Insight into the infamous play

About a third of the way into Beckett’s Endgame, I gave up. I surrendered my need to find meaning, to understand, or to decipher, the author’s intent in writing. The plot. The personality of the characters. None of it followed a scheme. Clov and Hamm, Nell and Glam, they all felt the same to me. Interchangeable. Undistinguishable. The dialogue resembled a game of Scrabble, where each statement seemed designed as the best response to the previous statement, and nothing more. Meaning is and was never of any concern to Beckett.

I can thank having recently read Simone de Beauvoir’s “Literature and Metaphysics” for not completely disliking Endgame, or for not wasting my time trying to figure out a meaning to the play. While discussing the purpose of the novel, and the possibility to feel the intricate connection between literature and metaphysics, Beauvoir advises us to leave ourselves—our beliefs, opinions, sentiments—at the door while entering a novel. The novel must “constitute a living discovery for the author as well as the reader” (271). I trusted that Beckett was discovering the play as he wrote it, so I decided to return the favor. I let myself go without restriction into the world of Endgame.

I remember the exact moment that Endgame made me smile, as any recognition of brilliance does. It was while Hamm and Clov where looking out the window with the telescope. Hamm asks Clov how the sea is looking, if the sun is setting, and whether there is anything on the horizon. Clov negates it all. Hamm inquires more, anxiously asking what it is that he is seeing. Clov replies “Grey. Grey! GRREY!” All he sees is grey. Hamm responds “Grey! Did I hear you say grey?” Clov affirms, “Light black. From pole to pole…Why this farce, day after day?” Attempting to provide a read on greyness, he says “Routine. One never knows” (49). And, yes. One never knows. Routine either stabilizes us or lights the fire to our insanity.

If there is anything I gathered by the end of Endgame, which is not much other than a spark that set off a chain of unanswerable questions, is the importance of our surroundings in shaping who we are and what we can or cannot be. The only centrality to Endgame is existential despair, which reminded me very much of Sartre’s “Existentialism Is a Humanism” where he argues extensively against the view that existentialism is pessimistic.

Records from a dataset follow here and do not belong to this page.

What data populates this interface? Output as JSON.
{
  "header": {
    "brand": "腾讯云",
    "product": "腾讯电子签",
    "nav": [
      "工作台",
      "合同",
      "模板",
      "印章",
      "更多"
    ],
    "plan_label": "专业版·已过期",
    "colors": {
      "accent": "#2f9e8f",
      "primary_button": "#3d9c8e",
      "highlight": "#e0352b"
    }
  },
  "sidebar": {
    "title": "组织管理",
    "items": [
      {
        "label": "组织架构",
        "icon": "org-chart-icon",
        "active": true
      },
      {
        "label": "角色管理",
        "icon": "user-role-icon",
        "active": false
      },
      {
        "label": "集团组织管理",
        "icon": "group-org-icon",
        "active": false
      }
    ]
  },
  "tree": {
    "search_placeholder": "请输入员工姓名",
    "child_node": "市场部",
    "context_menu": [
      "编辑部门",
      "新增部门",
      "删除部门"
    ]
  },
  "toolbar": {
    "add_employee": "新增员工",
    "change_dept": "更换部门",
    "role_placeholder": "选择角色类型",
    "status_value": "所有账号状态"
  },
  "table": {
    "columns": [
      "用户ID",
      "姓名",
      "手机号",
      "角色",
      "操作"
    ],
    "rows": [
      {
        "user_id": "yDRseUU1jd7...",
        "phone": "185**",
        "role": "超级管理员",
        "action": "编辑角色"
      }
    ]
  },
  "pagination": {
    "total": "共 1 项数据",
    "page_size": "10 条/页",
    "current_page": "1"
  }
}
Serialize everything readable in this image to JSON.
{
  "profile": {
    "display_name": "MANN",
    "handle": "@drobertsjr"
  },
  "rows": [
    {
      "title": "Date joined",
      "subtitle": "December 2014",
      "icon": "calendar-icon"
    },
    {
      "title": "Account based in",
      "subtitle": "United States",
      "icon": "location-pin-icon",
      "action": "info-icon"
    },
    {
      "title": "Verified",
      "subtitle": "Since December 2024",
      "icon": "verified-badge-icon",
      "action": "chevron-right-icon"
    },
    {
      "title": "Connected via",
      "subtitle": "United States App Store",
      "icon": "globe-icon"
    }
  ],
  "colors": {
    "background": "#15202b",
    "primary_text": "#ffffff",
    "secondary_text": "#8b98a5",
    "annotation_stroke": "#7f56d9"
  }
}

Though Sartre provides valuable insight in the essay, I was not convinced that existentialism is not pessimistic, or that it can easily be turned into optimism if thought in the correct manner, as Sartre proposes.

The fundamental essence of existentialism is that humans are free. Free to be, free to think and free to choose. Our only true responsibility lies in the quality of our thinking and ensuring that such thinking is one that is beneficial to us and humanity at large. But Endgame gave light to the limits of our freedom when our environment is, simply put, sterile. The optimism that Sartre argues is innate to existentialism is, quite frankly, not innate to existentialism, but to Sartre’s own circumstances. His ability to see black and white most of the time, to be able to distinguish between the goodness of this and the badness of that, and the greatness of being able to choose, is a view that existentialism provides no origin to. And to those lacking that ability, which are instead paralyzed by greyness, existentialism seems to be nothing more than a shovel to dig their own grave.